Da: “Roma Circoscrizione XVI” marzo 1992
A colloquio con Massimo Barra
Il direttore di Villa Maraini critica le scelte del Comune

E’ iniziato un periodo critico per Villa Maraini?
Dal primo gennaio non abbiamo più la convenzione con il Comune che ci aveva permesso di vivere fino ad ora. A fronte di questa mancata convenzione il Ministero degli Affari sociali ci ha dato un finanziamento di 300 milioni, che in verità non abbiamo ancora visto ma che in ogni caso copre solo la metà del nostro fabbisogno annuo. Il problema è che noi non facciamo preventivi gonfiati. Gli altri hanno ottenuto finanziamenti di miliardi su progetti più o meno fumosi e senza aver mai visto un tossicomane, noi fotografiamo una esigenza reale partendo da quindici anni di esperienza diretta per vederci finanziati al cinquanta per cento.
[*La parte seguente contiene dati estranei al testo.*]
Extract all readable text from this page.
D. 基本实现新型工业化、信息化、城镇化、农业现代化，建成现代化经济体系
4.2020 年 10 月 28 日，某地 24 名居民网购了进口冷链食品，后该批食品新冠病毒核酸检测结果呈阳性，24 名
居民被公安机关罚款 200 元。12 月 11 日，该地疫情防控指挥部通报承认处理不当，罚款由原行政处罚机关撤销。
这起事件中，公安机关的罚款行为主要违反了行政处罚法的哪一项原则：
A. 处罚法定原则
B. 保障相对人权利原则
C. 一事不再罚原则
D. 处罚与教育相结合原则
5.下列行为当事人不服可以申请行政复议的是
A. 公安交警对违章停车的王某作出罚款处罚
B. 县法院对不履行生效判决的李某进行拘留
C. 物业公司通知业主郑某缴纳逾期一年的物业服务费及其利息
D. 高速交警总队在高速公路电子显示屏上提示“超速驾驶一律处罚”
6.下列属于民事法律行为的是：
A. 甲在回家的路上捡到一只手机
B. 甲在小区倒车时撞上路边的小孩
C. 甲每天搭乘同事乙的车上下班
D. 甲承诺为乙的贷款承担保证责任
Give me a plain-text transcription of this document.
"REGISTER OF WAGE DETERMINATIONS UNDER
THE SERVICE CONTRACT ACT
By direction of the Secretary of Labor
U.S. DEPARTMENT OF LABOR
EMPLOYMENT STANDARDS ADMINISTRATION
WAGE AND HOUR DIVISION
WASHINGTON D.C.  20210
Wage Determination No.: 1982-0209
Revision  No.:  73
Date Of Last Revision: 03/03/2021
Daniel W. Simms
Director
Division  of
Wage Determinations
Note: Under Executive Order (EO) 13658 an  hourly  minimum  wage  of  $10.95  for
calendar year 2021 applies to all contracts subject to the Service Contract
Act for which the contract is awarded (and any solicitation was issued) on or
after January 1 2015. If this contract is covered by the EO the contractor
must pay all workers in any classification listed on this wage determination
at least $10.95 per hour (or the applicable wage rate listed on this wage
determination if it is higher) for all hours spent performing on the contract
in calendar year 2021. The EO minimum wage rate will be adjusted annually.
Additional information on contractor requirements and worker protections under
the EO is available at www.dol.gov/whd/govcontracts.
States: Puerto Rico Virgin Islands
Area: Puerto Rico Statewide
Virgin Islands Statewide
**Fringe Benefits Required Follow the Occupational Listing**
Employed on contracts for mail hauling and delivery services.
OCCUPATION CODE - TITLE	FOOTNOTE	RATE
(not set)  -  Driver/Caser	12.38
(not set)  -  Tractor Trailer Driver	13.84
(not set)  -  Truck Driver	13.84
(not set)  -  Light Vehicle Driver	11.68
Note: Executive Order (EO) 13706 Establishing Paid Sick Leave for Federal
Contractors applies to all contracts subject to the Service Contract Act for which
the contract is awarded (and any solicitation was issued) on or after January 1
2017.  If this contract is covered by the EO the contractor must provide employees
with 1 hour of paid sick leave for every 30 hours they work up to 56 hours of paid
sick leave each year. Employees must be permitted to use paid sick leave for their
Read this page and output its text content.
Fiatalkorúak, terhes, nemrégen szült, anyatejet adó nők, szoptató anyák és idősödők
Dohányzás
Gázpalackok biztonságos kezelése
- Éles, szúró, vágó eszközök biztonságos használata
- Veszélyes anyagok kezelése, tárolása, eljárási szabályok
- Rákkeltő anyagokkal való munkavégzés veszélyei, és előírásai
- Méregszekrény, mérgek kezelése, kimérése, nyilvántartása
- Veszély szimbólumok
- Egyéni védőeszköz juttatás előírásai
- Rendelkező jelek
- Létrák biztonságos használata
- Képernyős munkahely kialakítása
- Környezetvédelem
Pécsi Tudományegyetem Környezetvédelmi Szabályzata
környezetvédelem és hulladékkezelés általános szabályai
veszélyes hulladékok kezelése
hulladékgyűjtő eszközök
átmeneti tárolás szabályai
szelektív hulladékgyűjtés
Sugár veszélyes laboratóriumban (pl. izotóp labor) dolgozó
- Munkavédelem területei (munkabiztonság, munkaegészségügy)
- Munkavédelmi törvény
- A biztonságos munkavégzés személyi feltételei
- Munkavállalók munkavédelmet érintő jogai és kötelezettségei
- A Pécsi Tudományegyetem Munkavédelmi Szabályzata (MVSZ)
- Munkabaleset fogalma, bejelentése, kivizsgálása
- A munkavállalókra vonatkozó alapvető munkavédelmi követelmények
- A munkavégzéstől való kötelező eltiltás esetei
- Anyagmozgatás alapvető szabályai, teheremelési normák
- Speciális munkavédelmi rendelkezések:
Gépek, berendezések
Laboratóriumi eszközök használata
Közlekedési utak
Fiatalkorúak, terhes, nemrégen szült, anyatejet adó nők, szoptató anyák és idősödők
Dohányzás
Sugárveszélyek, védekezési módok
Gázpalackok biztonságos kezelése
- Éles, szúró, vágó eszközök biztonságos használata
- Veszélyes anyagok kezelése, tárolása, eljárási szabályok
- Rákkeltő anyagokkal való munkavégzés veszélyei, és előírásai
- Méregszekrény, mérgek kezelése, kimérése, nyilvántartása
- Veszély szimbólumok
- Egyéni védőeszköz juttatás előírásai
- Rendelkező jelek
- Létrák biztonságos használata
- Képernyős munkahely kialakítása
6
Ora siamo in attesa che qualche anima pia, ad iniziare dal Sindaco, si commuova e ci copra il disavanzo.

Poi ogni anno si presenterà nuovamente il problema?
Certo, mentre il Comune ha avuto il coraggio di affidare questa specie di telefono amico, che è cosa ben diversa dal nostro telefono in aiuto, con una delibera di finanziamento di tre anni. E’ una cosa di una tale offensività morale che viene da chiedersi se c’è un limite all’arroganza della politica.

Qual è la differenza tra Villa Maraini e le altre esperienze di intervento sulla tossicodipendenza?
E’ soprattutto una differenza di filosofia. La nostra esperienza ci dice che non esiste la tossicomania come realtà oggettiva, e quindi non esiste “la” risposta efficace. Noi prima vogliamo capire chi abbiamo di fronte, fare la diagnosi e poi intervenire in maniera differenziata. Il nostro principio è che sia la terapia ad adattarsi al tossicomane e non viceversa. Questa è una filosofia che suona sgradita a molti, anche se noi crediamo sia la più rispettosa nei confronti di un tossico, che deve essere considerato come malato e non come peccatore. Il problema del drogato è la droga. Questo lo dimenticano in molti, compresi gli anti-proibizionisti. La dipendenza nasce dagli effetti dellÕeroina sull’organismo, quindi il problema dell’eroinomane è l’eroina, come il problema dell’alcolista è l’alcol, anche se questa, essendo una droga legale, presenta meno complicazioni sociali.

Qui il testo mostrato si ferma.